The FrontierCode benchmark — swyx's evaluation project at Cognition, inspired by METR's finding that roughly half of SWE-Bench-passing PRs are unmergeable slop — anchored a long sequence on measuring production-ready code quality. Results show Fable scoring roughly 2.5× higher than Opus at less than 2× token cost. The conversation widened into ecosystem structure: the adviser/router pattern (OpenRouter Fusion, Sakana Fugu) is theoretically limited because a weak model doesn't know what it doesn't know; cloud infrastructure is being rebuilt for agents at a 10–15× scaling stress level straining GitHub and the SaaS stack; and enterprises are beginning to vibe-code their own internal systems of record rather than pay for a dozen $20/month subscriptions with siloed chatbots bolted on.

swyx was unusually candid on the bear case for synchronized lab IPOs — the 'Illuminati group chat' read that insiders may be distributing to retail at peak hype — while tempering it with an honest bull case that consumer agent adoption is probably still 100× underpenetrated.
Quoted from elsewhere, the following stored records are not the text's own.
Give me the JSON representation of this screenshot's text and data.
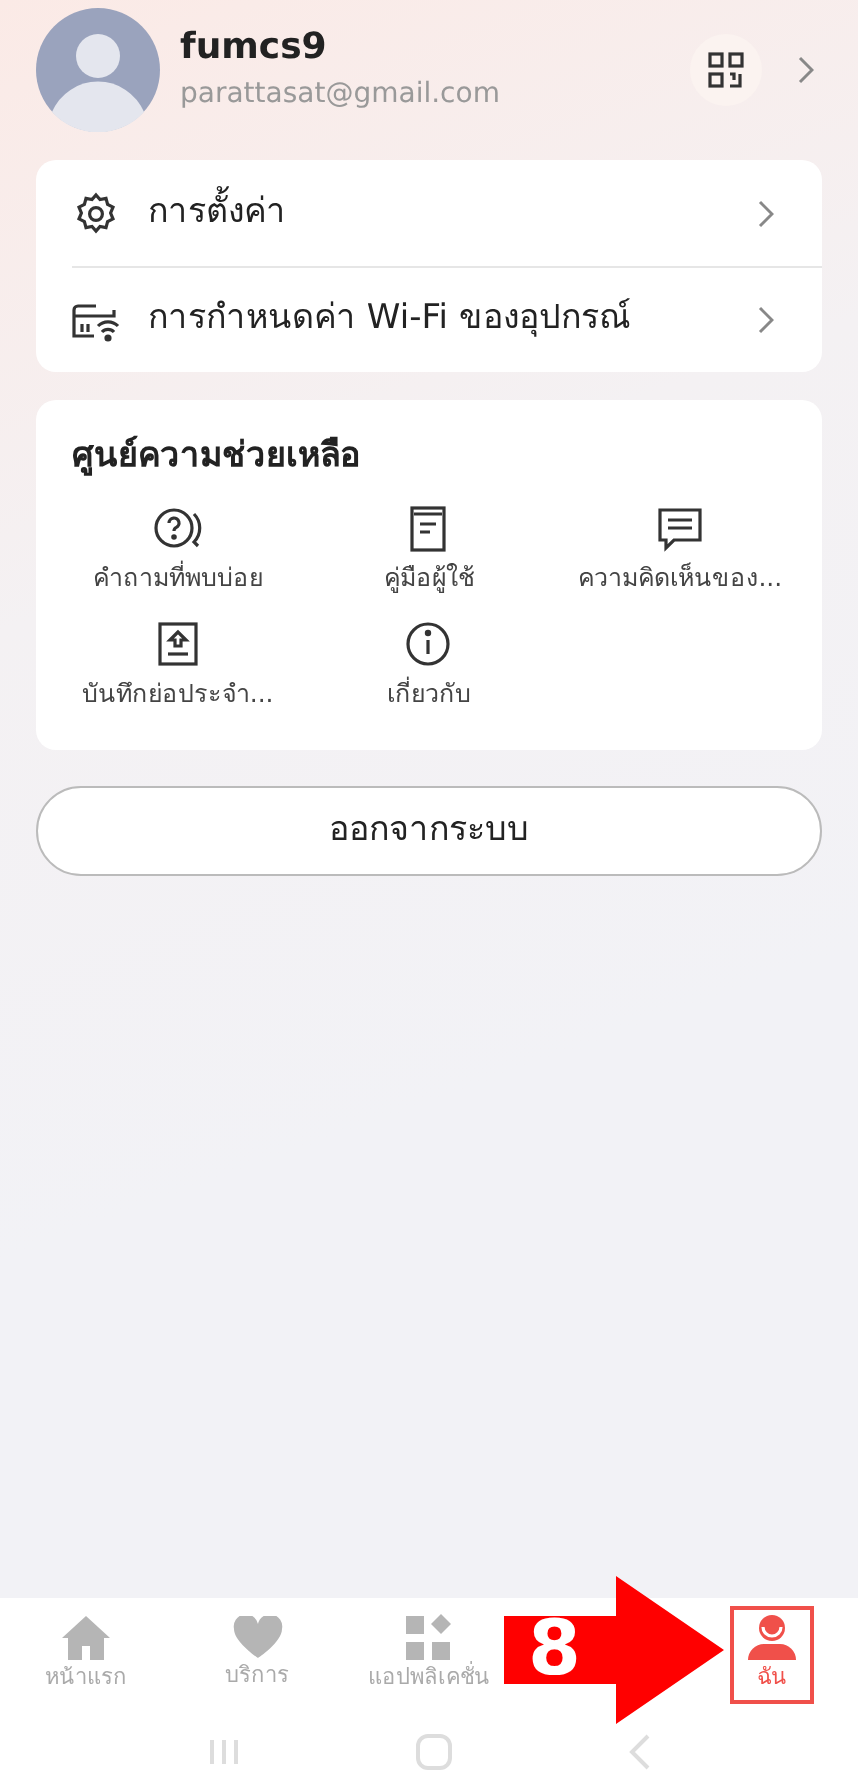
{
  "profile": {
    "name": "fumcs9",
    "email": "parattasat@gmail.com"
  },
  "menu": [
    {
      "kind": "settings",
      "label": "การตั้งค่า"
    },
    {
      "kind": "wifi",
      "label": "การกำหนดค่า Wi-Fi ของอุปกรณ์"
    }
  ],
  "help_center": {
    "title": "ศูนย์ความช่วยเหลือ",
    "items": [
      {
        "kind": "faq",
        "label": "คำถามที่พบบ่อย"
      },
      {
        "kind": "manual",
        "label": "คู่มือผู้ใช้"
      },
      {
        "kind": "feedback",
        "label": "ความคิดเห็นของ..."
      },
      {
        "kind": "log",
        "label": "บันทึกย่อประจำ..."
      },
      {
        "kind": "about",
        "label": "เกี่ยวกับ"
      }
    ]
  },
  "logout": "ออกจากระบบ",
  "tabs": [
    {
      "kind": "home",
      "label": "หน้าแรก",
      "selected": false
    },
    {
      "kind": "services",
      "label": "บริการ",
      "selected": false
    },
    {
      "kind": "apps",
      "label": "แอปพลิเคชั่น",
      "selected": false
    },
    {
      "kind": "hidden"
    },
    {
      "kind": "me",
      "label": "ฉัน",
      "selected": true
    }
  ],
  "annotation": {
    "step": "8"
  }
}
The segment closed on the CS enrollment collapse (Stanford −42%, Berkeley −61%) and swyx's career advice: the job market for juniors is genuinely hard, but the members of technical staff at every frontier lab are 21 years old — demonstrate taste, ship interesting things, and practice 'learning in public.'

Close: Guess the Markets

After the swyx interview, Nathan and Prakash ran a live 'Guess the Markets' segment — twelve AI-related prediction-market questions drawn from Polymarket, Kalshi, and Manifold, with neither host having seen the questions or market values in advance. Topics ranged from Anthropic holding the top Chatbot Arena rank through 2026 (both guessed ~55–60%; market said 63.5%) to which company leads in math benchmarks (both said OpenAI ~50%; market gave Google 73%, surprising both hosts), whether any company would formally announce AGI before 2028 (Nathan 10%, Prakash 80%, market 45%), and whether any model would hit 1550+ Chatbot Arena Elo in 2026 (both guessed 80%; market said 18%, prompting a discussion about Arena score saturation). The segment also covered OpenAI's IPO prospects, Anthropic's valuation versus OpenAI's, NVIDIA's market cap leadership, and GLM 5.2 topping LM Arena. Nathan called it an experiment worth refining and floated posting the quiz on the show website; Prakash suggested logarithmic scoring for a future round.